Sebastián no esperaba que volviera a la normalidad de inmediato. Cuando las personas fingían ser otra persona durante demasiado tiempo, comenzaban a creer que habían engañado con éxito a todos los demás mientras se transformaban de manera gradual en la persona de su imaginación.
—Solo te quedan dos opciones. Primero, lleva tus supuestos secretos a las profundidades del infierno. En segundo lugar, sacrifícate para proteger a toda la familia Torres —declaró Sebastián, con el rostro desprovisto de emoción—. Independiente de tu elección, no influirá en la decisión del señor Herrera. Sacrificaste tanto por otra persona, pero no ganaste nada a cambio. ¿No te parece patético?
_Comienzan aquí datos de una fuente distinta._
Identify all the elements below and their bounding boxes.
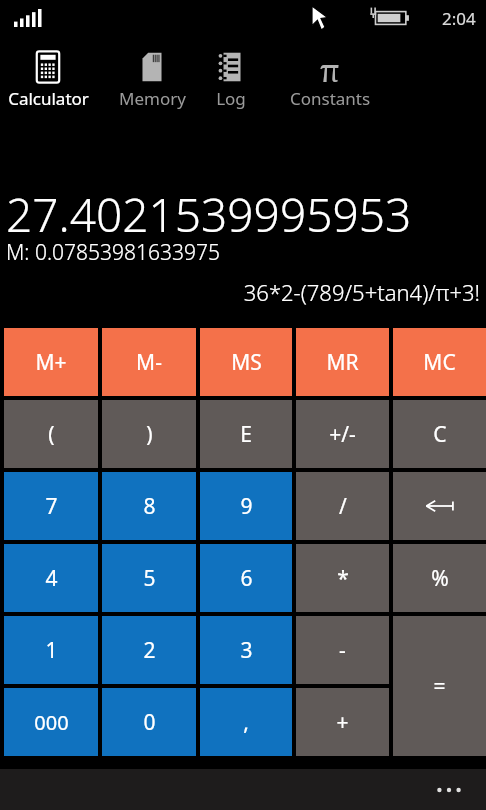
staticText: / xyxy=(339,492,347,521)
staticText: π xyxy=(320,50,340,84)
button[interactable]: MR xyxy=(296,328,389,396)
button[interactable]: MS xyxy=(200,328,292,396)
button[interactable]: * xyxy=(296,544,389,612)
button[interactable]: E xyxy=(200,400,292,468)
button[interactable]: M- xyxy=(102,328,196,396)
staticText: MR xyxy=(326,348,359,377)
button[interactable]: MC xyxy=(393,328,486,396)
button[interactable]: More options xyxy=(0,769,486,810)
staticText: 4 xyxy=(45,564,58,593)
staticText: +/- xyxy=(329,420,356,449)
button[interactable]: 9 xyxy=(200,472,292,540)
staticText: 1 xyxy=(45,636,58,665)
button[interactable]: , xyxy=(200,688,292,756)
button[interactable]: ) xyxy=(102,400,196,468)
button[interactable]: M+ xyxy=(4,328,98,396)
staticText: 8 xyxy=(143,492,156,521)
staticText: 5 xyxy=(143,564,156,593)
staticText: Memory xyxy=(119,87,186,110)
button[interactable]: C xyxy=(393,400,486,468)
staticText: 7 xyxy=(45,492,58,521)
staticText: MC xyxy=(423,348,456,377)
button[interactable]: 7 xyxy=(4,472,98,540)
button[interactable]: Backspace xyxy=(393,472,486,540)
staticText: - xyxy=(339,636,346,665)
staticText: Log xyxy=(216,87,246,110)
staticText: M- xyxy=(136,348,162,377)
button[interactable]: 1 xyxy=(4,616,98,684)
staticText: 27.4021539995953 xyxy=(6,183,412,246)
button[interactable]: % xyxy=(393,544,486,612)
button[interactable]: π xyxy=(282,50,378,110)
button[interactable]: 2 xyxy=(102,616,196,684)
staticText: Calculator xyxy=(8,87,89,110)
staticText: MS xyxy=(231,348,262,377)
staticText: + xyxy=(336,708,349,737)
button[interactable]: 4 xyxy=(4,544,98,612)
staticText: = xyxy=(433,672,446,701)
staticText: E xyxy=(240,420,252,449)
staticText: 000 xyxy=(34,709,69,736)
button[interactable]: 8 xyxy=(102,472,196,540)
button[interactable]: Log xyxy=(202,50,260,110)
staticText: 2:04 xyxy=(442,7,476,30)
button[interactable]: 5 xyxy=(102,544,196,612)
button[interactable]: 000 xyxy=(4,688,98,756)
button[interactable]: ( xyxy=(4,400,98,468)
staticText: 2 xyxy=(143,636,156,665)
staticText: M: 0.07853981633975 xyxy=(6,238,220,267)
staticText: ( xyxy=(48,420,55,449)
button[interactable]: - xyxy=(296,616,389,684)
button[interactable]: 6 xyxy=(200,544,292,612)
staticText: , xyxy=(243,708,249,737)
staticText: Constants xyxy=(290,87,371,110)
button[interactable]: + xyxy=(296,688,389,756)
staticText: 0 xyxy=(143,708,156,737)
staticText: 9 xyxy=(240,492,253,521)
staticText: ) xyxy=(146,420,153,449)
staticText: 3 xyxy=(240,636,253,665)
button[interactable]: 3 xyxy=(200,616,292,684)
staticText: 36*2-(789/5+tan4)/π+3! xyxy=(0,277,480,307)
staticText: 6 xyxy=(240,564,253,593)
button[interactable]: / xyxy=(296,472,389,540)
staticText: % xyxy=(431,564,449,593)
staticText: C xyxy=(433,420,447,449)
button[interactable]: Calculator xyxy=(2,50,94,110)
button[interactable]: +/- xyxy=(296,400,389,468)
staticText: M+ xyxy=(35,348,67,377)
staticText: * xyxy=(337,564,349,593)
button[interactable]: Memory xyxy=(110,50,194,110)
button[interactable]: = xyxy=(393,616,486,756)
button[interactable]: 0 xyxy=(102,688,196,756)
Magdalena enterró su rostro en la manta, inerte. Al observar esto, Sebastián frunció el ceño. Sería difícil arrancarle una confesión.
—Átala y enciérrala en la cámara de aislamiento. Emplea todos los métodos utilizados para los enfermos mentales. Su condición parece grave, por lo que no podemos permitir que escape y dañe a otros.
En el momento en que dijo eso, los hombros de Magdalena temblaron de forma imperceptible.
Sebastián se burló y se fue. Mientras tanto, Magdalena fue transportada a la cámara de aislamiento. Sus gritos de agonía resonaban en la cámara sin cesar.
Cristina pasó varios días en el hospital antes de regresar a Mansión Jardín Escénico para pasar sus días de embarazo.
Después de que corrió a Andrea fuera de la sala, esta última nunca volvió a visitarla. La familia García también se calmó.
Natán insistió en enviar a los dos niños a la residencia de Herrera, permitiéndoles regresar solo dos días a la semana.
Por fortuna, Lucas y Camila fueron comprensivos y se portaron bien. Sabiendo que Cristina estaba embarazada, no se atrevieron a armar un escándalo en casa ni a molestarla de manera constante.
Por otro lado, Rita visitó a Cristina varias veces por motivos de trabajo. Como los requisitos de los clientes eran demasiado estrictos, era imposible alcanzar sus estándares incluso después de cambiar los diseñadores y los bocetos varias veces. Al no tener otra opción, Rita solo pudo buscar la ayuda de Cristina.
Si bien Cristina proporcionó sugerencias con respecto a los diseños, dejó la ejecución a los otros diseñadores. Natán estaba un poco insatisfecho con esto. Sin embargo, ella lo conocía bien. Le costó un poco de esfuerzo, pero se las arregló para apaciguarlo.
Con la aprobación de Natán, Cristina visitaba con frecuencia el estudio. Si bien parecía ser para supervisar, en realidad era para aliviar su aburrimiento en casa. Ningún otro lugar podría hacer que se involucrara más que el estudio.
Hacia el final del día de trabajo, Cristina recibió un mensaje de Natán mientras discutía el dibujo del diseño con los diseñadores. Decía: «Tengo una reunión con un cliente cerca. Iré a recogerte más tarde».